Taliban Supreme Court: Over 4,000 Women’s Rights Cases Handled in Three Months

KABUL, AFGHANISTAN – The Taliban Supreme Court has claimed that it has addressed more than 4,000 cases related to women’s rights over the past three months of the current lunar year.

In a statement released today (Sunday, April 26), the court said that it had handled 4,021 cases concerning women’s rights.

According to the statement, these cases were related to inheritance and women’s property rights, as well as the registration of property documents in women’s names.

The Taliban Supreme Court stated that among these, 1,275 cases were related to “ownership and inheritance,” 2,462 cases concerned the “registration of property documents in a woman’s name where her dowry had been determined,” and 284 cases were related to women “obtaining property and inheritance documents.”

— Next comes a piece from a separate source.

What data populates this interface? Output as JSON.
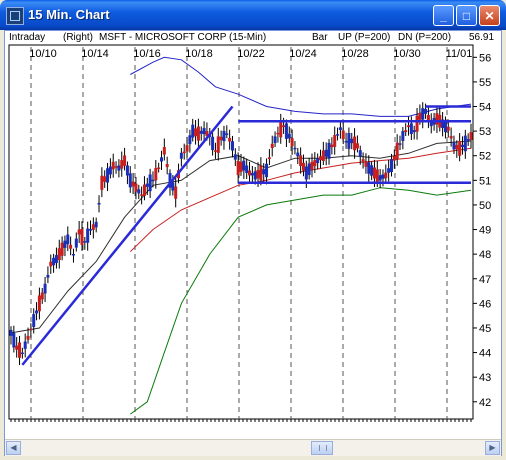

This comes as the Taliban, since regaining control of Afghanistan, have imposed widespread restrictions on women’s access to their fundamental rights.

Human rights activists and international organizations have repeatedly described the Taliban’s policies toward women as a form of “gender apartheid,” arguing that the systematic restrictions go far beyond cultural or administrative measures and instead represent institutionalized exclusion.

Since returning to power, the Taliban have imposed sweeping bans on girls’ secondary and higher education, barred women from many forms of employment, and restricted their movement and participation in public life.

Critics say these measures effectively confine women to the private sphere and erase their presence from key social, political, and economic spaces. Human rights groups warn that such policies not only violate fundamental freedoms but also risk creating long-term structural inequality that will deeply affect Afghan society for generations.

In a related development, a report by the United Nations Office for the Coordination of Humanitarian Affairs (OCHA) noted that the Taliban have issued at least 470 decrees since taking power in August 2021, with 79 of them directly targeting women and girls.

According to the report, these measures include bans on secondary, higher, and medical education for women, strict dress codes, and prohibitions on women working with non-governmental organizations. The UN further stated that these policies have significantly reduced women’s access to livelihoods and essential services and have had a profound impact on Afghanistan’s socio-economic structure.

This broader framework of restrictions helps explain the continuing limitations faced by women in legal, educational, and professional spheres, as reflected in the recent cases reportedly handled by the Taliban Supreme Court.

These developments highlight a broader contradiction between the Taliban’s claims of addressing women’s legal and property rights and the extensive limitations they continue to impose on women’s education, employment, and participation in society.